Font-Romeu a accueilli à deux reprises le Tour de France pour des départs d’étape en 1968 (victoire de Roger Pingeon à Albi) et en 1976 (victoire de Willy Teirlinck à Saint-Gaudens).

Château de Carol
Le château appartient au roi Jacques III de Majorque et doit se soumettre à Pierre IV d’Aragon en 1344 après son entrée en guerre contre le roi de Majorque. Après le traité d’Olite signé le 12 avril 1462 entre Jean II d’Aragon et Louis XI, ce dernier fait occuper les comtés de Roussillon et de Cerdagne. Les Français occupent le château en 1463. Après le traité de Narbonne ou Barcelone, en 1493, ces deux comtés sont rendus à Ferdinand II d’Aragon. Le château est démoli par les Français après le traité des Pyrénées qui rattache le Roussillon au royaume de France.

Port d’Envalira
Il s’agit du col le plus élevé des Pyrénées (2 409 m), où le Tour de France passera pour la 10e fois au cours de l’étape précédente entre Céret et Andorre-la-Vieille. Les plus grands grimpeurs de l’histoire du Tour (Federico Bahamontes en 1964 ou Richard Virenque à deux reprises en 1997), l’ont franchi en tête. La légende du Port d’Envalira débute en 1964 lorsque Jacques Anquetil, mal remis d’un méchoui/sangria ingurgité la veille, est lâché par Poulidor et Bahamontes. Requinqué par un bidon de champagne tendu par son directeur sportif Raphaël Geminiani, maître Jacques est revenu dans la descente pour finalement remporter le Tour. Le col a également été deux fois au programme de la Vuelta. Le Pas de la Case se trouve dans la paroisse d’Encamp, à une trentaine de kilomètres de l’Alto els Cortals d’Encamp où, en 2019, Tadej Pogacar avait marqué les esprits en s’imposant sur la une étape de la Vuelta devant Nairo Quintana et Primoz Roglic.

Col de Beixalis
Depuis Encamp, l’ascension est longue de 6,6 km avec un dénivelé positif de 556 m pour une pente moyenne de 8,4 %. Les pentes les plus sévères dépassent 10 % avec un passage maximal à 16 % situé au niveau du village de Vila. Dans le Tour de France 2016, Thibaut Pinot y était passé en tête. La Vuelta a également emprunté ce col à deux reprises en 2015 (Omar Fraile) et en 2018 (Bauke Mollema).

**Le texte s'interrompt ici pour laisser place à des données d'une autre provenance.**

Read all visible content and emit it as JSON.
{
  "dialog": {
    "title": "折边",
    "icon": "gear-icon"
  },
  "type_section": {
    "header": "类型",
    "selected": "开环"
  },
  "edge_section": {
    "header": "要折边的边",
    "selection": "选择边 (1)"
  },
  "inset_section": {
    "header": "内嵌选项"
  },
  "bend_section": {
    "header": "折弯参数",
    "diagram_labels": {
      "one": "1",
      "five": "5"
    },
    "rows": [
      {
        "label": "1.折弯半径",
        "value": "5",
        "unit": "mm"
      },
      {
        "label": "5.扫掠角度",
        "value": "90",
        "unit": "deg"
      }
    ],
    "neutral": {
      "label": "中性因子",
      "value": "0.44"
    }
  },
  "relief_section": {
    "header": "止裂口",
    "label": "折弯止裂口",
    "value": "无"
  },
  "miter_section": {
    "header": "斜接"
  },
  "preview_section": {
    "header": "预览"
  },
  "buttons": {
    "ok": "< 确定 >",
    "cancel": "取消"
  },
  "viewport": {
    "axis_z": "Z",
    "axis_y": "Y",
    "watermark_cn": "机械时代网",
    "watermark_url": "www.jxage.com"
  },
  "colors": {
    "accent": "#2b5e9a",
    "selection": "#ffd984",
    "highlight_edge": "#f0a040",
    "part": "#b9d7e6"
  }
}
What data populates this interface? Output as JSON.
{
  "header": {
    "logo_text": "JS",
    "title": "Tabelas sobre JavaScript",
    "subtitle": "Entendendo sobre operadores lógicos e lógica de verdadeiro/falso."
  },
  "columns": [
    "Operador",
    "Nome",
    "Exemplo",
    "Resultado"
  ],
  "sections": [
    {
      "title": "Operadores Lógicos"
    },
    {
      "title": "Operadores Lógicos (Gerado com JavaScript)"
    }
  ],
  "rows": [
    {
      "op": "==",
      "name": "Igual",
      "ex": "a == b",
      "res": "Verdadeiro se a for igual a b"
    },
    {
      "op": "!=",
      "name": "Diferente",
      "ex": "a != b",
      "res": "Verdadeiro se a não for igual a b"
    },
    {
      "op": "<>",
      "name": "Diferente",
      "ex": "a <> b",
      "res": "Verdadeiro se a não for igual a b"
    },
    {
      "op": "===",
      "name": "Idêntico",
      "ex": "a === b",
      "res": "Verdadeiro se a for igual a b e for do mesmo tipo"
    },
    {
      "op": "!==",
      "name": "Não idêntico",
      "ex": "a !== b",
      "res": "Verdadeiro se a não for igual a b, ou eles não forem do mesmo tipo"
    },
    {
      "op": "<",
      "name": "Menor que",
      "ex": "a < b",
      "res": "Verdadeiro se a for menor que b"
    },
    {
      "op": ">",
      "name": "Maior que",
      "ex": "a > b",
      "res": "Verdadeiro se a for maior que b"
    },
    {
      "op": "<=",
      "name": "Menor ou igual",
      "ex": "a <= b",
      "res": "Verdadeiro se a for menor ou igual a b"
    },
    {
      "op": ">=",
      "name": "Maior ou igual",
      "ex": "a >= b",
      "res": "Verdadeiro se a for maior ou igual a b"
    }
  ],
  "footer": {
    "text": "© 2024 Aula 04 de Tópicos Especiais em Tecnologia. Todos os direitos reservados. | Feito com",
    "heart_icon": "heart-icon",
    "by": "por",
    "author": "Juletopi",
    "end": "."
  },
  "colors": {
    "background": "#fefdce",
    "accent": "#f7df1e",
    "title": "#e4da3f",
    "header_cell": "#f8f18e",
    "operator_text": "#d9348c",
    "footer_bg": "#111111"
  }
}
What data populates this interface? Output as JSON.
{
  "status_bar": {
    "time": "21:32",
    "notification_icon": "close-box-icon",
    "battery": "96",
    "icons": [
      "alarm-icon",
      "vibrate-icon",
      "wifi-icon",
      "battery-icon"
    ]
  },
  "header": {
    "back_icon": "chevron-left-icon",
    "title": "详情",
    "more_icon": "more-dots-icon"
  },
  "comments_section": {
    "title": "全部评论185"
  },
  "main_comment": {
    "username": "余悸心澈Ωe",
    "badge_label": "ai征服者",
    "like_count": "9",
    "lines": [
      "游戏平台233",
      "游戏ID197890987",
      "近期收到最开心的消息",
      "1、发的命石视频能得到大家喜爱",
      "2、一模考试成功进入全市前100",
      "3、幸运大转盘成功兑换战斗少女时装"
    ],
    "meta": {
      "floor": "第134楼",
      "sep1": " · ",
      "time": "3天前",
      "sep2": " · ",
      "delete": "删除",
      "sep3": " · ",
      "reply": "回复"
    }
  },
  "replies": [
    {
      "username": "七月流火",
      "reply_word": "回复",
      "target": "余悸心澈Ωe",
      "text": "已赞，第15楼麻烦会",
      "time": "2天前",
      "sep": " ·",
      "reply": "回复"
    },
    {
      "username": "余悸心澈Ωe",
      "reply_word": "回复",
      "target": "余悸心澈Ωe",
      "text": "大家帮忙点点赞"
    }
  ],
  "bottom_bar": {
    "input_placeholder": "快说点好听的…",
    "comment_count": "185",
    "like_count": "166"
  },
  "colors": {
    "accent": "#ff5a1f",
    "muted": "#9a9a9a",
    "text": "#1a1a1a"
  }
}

A voir à Andorre-La-Vieille, ville d’arrivée

Casa de la Vall
La Casa de la Vall est l’un des monuments les plus caractéristiques de la Principauté. Construite en 1580, elle abrita le siège du Conseil général d’Andorre. Aujourd’hui située au cœur du centre historique de la capitale, elle illustre parfaitement la beauté des constructions traditionnelles d’Andorre-la-Vieille.
Les diverses modifications qui y ont été apportées au cours du temps, surtout pendant la deuxième moitié du siècle dernier, n’ont fait que rehausser la beauté intérieure et extérieure d’un des bâtiments les plus représentatifs d’Andorre. L’architecture de la Casa de la Vall est mixte, puisqu’elle incorpore des éléments défensifs sur un bâtiment destiné aux usages civils : le faîte de la façade, le mâchicoulis sur le portail, ainsi que la tour adossée, avec des mâchicoulis et des meurtrières dans la partie supérieure. Le portail est en pierre de taille, avec un arc en plein cintre ; à sa droite on peut observer les anciennes armoiries d’Andorre, et dessus l’écusson en pierre polychrome de 1763 et sur la clef de l’arc les armoiries de la famille Busquets et la date de construction.

Pyrénées

Chapelle de Sant Andreu
Située sur la rue Sant Andreu, la chapelle du même nom possède un plan rectangulaire ; l’abside est semi-circulaire et le clocher-mur d’une seule baie. Bien qu’il soit difficile de la dater, étant donné les modifications subies, quelques éléments permettent de l’inclure originairement à l’époque romane : l’orientation est-ouest, la porte en arc en plein cintre située sur le mur sud, l’appareil du mur de l’abside et d’une partie de la nef. Un autre élément qui confirme son appartenance au roman est la lipsanothèque procédant de cette chapelle, conservée au Musée épiscopal de Vic, datée du XIIe siècle.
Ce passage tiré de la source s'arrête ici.